With a growing number of families considering adopting a pet and turning to the Internet for purchases, the Better Business Bureau is warning that the number of reported pet scams has skyrocketed over the past few months, with nearly three times as many reported scams in June and July as there were over the same period in previous years.
“The pandemic has given scammers the idea to ask for money up front, or to make excuses as to why buyers can’t see the pet in-person, before heartbroken would-be pet owners figure out they have been conned,” said Paula Fleming, chief marketing and sales officer for the BBB in Boston. “This practice has also lead to a jump in online shopping fraud in general. BBB suggests, be aware of these pet scams and avoid falling for phony websites.
According to the BBB, which provides an online tracker to determine the location, dates and nature of different scams across the U.S., pet scams resulted in thousands of dollars in losses in July. In New England, Massachusetts victims lost an estimated $8,000, maine residents reported almost $4,000 in losses, and victims lost just shy of $1,000 in both Rhode Island and Vermont.
The BBB has received a total of 1,681 reports of pet scams through June and July, up from a previous high over the same period of 583 in 2019.
The organization also notes that in the past few months, the number of overall pet scams comprises approximately 25% of reported scams, with the typical financial loss to pet scams rising from $655 last year to $700 this year.

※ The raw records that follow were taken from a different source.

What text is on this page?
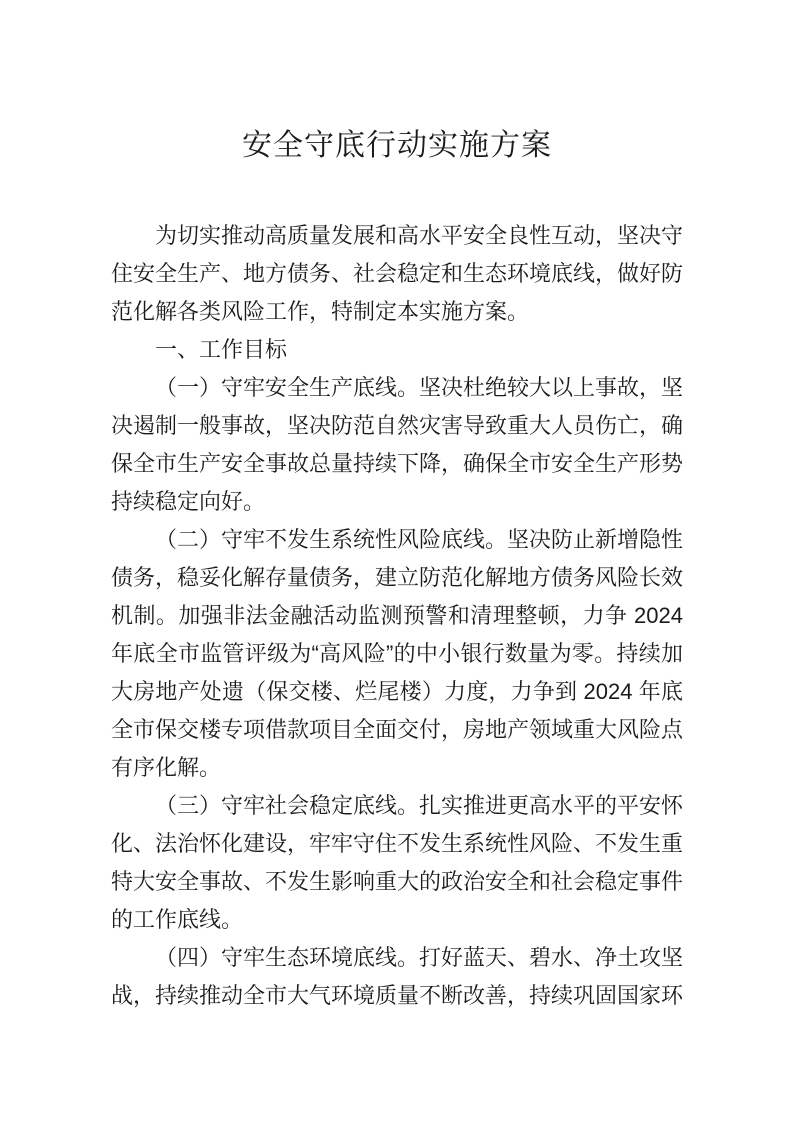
安全守底行动实施方案

为切实推动高质量发展和高水平安全良性互动，坚决守住安全生产、地方债务、社会稳定和生态环境底线，做好防范化解各类风险工作，特制定本实施方案。

一、工作目标

（一）守牢安全生产底线。坚决杜绝较大以上事故，坚决遏制一般事故，坚决防范自然灾害导致重大人员伤亡，确保全市生产安全事故总量持续下降，确保全市安全生产形势持续稳定向好。

（二）守牢不发生系统性风险底线。坚决防止新增隐性债务，稳妥化解存量债务，建立防范化解地方债务风险长效机制。加强非法金融活动监测预警和清理整顿，力争 2024 年底全市监管评级为“高风险”的中小银行数量为零。持续加大房地产处遗（保交楼、烂尾楼）力度，力争到 2024 年底全市保交楼专项借款项目全面交付，房地产领域重大风险点有序化解。

（三）守牢社会稳定底线。扎实推进更高水平的平安怀化、法治怀化建设，牢牢守住不发生系统性风险、不发生重特大安全事故、不发生影响重大的政治安全和社会稳定事件的工作底线。

（四）守牢生态环境底线。打好蓝天、碧水、净土攻坚战，持续推动全市大气环境质量不断改善，持续巩固国家环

The percentage of people who reported losing money inched up from 68% last year to 70% this year.
According to the BBB, in most cases victims were told that they needed to send money for special climate-controlled crates, insurance and a non-existent COVID-19 vaccine. There also were several instances where the consumers wanted to see or pick-up the animal but were told that wasn’t possible due to COVID-19 restrictions.
One victim from Maine lost nearly $4,000 last month. She explained that she bought the puppy online and then was told that the puppy’s flight was on hold because “a temperature regulated crate is required” and was asked to pay an additional fee, before then being told she needed to purchase insurance.
She never received her pet.
“These increases truly make sense when pet adoptions and pet-related purchases are booming during the pandemic as well. Legitimate online pet supply retailer Chewy, a BBB accredited business, is seeing record revenues,” Fleming said. “Animal shelters across North America are seeing their animals being adopted out and fostered at record rates. Some shelters even have waiting lists, something unheard of not long ago.”
Officials said families considering buying a dog or other pet should never buy without first seeing the animal in person, should avoid wiring or using any cash apps or gift cards to make a purchase, and should always research prices in advance to avoid surprises used by scammers to catch victims off guard.